Сюда я, с разрешения хозяев, привез однажды знакомого живописца. У нас была в городе дружная компания художников-южан; общий приятель наш, известный в те годы поэт, драматург и беллетрист, описал ее когда-то под кличкой «двенадцать журавлей»; дважды в месяц они пьяно и весело ужинали в одном из греческих ресторанчиков, позади городского театра, скупо допуская в свою среду иногда и писателей; меня пускали по ходатайству того драматурга «за любовь к Италии» и под условием (после одного опыта) «никогда не писать в газете о картинах». Один из них, увидав меня как-то на спектакле в ложе у Анны Михайловны, попросил: «Познакомьте меня, интересные головы у всей этой семьи». Я сообразил, что множественное число – только для отвода глаз, а зарисовать ему хочется Марусю.
Но, сидя у них за столом, он вдруг обратился к Анне Михайловне громко, с деловитой откровенностью специалиста, говорящего о своей специальности:
– Что за неслыханная красавица ваша младшая дочь!
Мы все, человек десять за столом, изумленно обернулись на Лику. Никогда ни одному из нас это в голову не приходило; вероятно, и родным ее тоже. Лика была едва ли не просто неряха, волосы скручивала редькой на макушке, и то редька всегда сползала на бок; она грызла ногти, и чулки у нее, плохо натянутые, морщились гармоникой из-под не совсем еще длинной юбки. Главное, вся повадка ее, чужая и резкая, не вязалась с представлением о привлекательности – не взбредет же на ум человеку присмотреться, длинные ли ресницы у городового. Посвященный ей Сережей «портрет» начинался так:
А прав был художник, я теперь увидел. Странно: простая миловидность сразу бросается в глаза, но настоящую, большую красоту надо «открыть». Черные волосы Лики, там, где не были растрепаны, отливали темной синевой, точь-в-точь оттенка морской воды в тени между скалами в очень яркий день. Синие были и глаза, в эту минуту с огромными злыми зрачками, и от ресниц падала тень на полщеки. Лоб и нос составляли одну прямую черту, греческую, почти без впадины; верхняя губа по рисунку напоминала геральдический лук, нижняя чуть-чуть выдавалась в презрительном вызове навстречу обидчику. От обиды она бросила ложку, и я увидел ее пальцы, как карандашики, длинные, тонкие, прямые, на узкой длинной кисти; и даже обкусанные края не нарушали овальной формы ногтей. Прежде чем вскочить, она возмущенно подняла плечи, и когда опустила их, я в первый раз увидал, что они, хоть и очень еще детские, срисованы Богом с капитолийской Венеры – наклонные, два бедра высокого треугольника, без подушек у перехода в предплечья… Но ложка упала так, что брызги борща со сметаной разлетелись по всем окрестным лицам; стул повалился, когда она вскочила; и, не сказав ни слова, она ушла из столовой.

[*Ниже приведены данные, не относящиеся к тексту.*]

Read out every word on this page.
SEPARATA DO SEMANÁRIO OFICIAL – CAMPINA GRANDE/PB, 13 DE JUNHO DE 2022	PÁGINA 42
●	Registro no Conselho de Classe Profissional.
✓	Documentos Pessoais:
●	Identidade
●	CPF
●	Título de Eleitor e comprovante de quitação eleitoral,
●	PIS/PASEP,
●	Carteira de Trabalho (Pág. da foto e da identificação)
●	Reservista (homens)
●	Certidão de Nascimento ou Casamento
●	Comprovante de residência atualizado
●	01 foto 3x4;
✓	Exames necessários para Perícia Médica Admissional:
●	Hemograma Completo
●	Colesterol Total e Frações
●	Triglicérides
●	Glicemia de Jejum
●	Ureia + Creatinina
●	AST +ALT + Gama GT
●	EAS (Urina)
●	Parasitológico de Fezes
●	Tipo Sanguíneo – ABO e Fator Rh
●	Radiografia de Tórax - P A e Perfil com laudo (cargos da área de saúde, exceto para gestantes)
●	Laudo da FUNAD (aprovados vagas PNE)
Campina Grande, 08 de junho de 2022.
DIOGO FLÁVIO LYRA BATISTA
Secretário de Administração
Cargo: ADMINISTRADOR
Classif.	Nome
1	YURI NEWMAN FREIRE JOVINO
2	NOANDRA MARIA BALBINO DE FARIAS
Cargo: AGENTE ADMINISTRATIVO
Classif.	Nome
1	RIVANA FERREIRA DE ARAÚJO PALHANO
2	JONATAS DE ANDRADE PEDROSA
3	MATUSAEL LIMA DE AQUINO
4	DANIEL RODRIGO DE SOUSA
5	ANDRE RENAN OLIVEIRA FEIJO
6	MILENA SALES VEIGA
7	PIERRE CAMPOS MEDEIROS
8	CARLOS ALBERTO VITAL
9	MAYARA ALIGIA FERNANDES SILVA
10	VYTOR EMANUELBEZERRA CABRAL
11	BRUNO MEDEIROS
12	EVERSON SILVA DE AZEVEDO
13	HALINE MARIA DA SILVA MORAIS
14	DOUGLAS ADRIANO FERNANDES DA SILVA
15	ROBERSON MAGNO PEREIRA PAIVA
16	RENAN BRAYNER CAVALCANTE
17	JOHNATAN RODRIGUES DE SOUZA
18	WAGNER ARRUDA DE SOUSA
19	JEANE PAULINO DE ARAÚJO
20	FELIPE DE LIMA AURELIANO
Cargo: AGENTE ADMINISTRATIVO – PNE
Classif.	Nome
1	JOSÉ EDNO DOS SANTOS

– Вижу, – вздохнул художник, – не захочет барышня позировать.
Анна Михайловна была очень сконфужена и без конца извинялась; гость, кажется, не обиделся, но почему-то очень оскорбленным почувствовал себя я. Если бы не то, что вообще я с Ликой никогда и двух слов не сказал, я бы в тот же вечер постучался в ее камеру, вошел бы, не дождавшись «войдите», и выбранил бы ее всеми словами, какие только в печати дозволены. Но случайно эта возможность устроить ей сцену представилась мне через несколько дней.
Было это так. Однажды ночью мы большой компанией взбирались по крутому обрыву, гуськом, я предпоследний, а за мною Лика. Утром прошел дождь, тропинка была еще рыхлая и скользкая. Из-под ног у Лики вдруг выкатился камень, она вскрикнула, села, и ее медленно потащило вниз. Я опустился, нагнулся и схватил ее за руку.
– Пустите руку, – сказала она сердито.
Досада меня взяла; точно малого ребенка, я потащил ее вверх, и она, словно и вправду упрямый ребенок, выворачивалась и локтем, и плечами, но все-таки добралась до прочного устоя. Там я ее отпустил; она смотрела мимо, тяжело дыша, и видно было, что в душе у нее происходит борьба: обругать ли, сказать ли спасибо? Я отстранился, дал ей пройти вперед; она шагнула, слегка вскрикнула и села, потирая щиколотку.
– Не надо ждать, – сказала она сквозь зубы, глядя все в сторону.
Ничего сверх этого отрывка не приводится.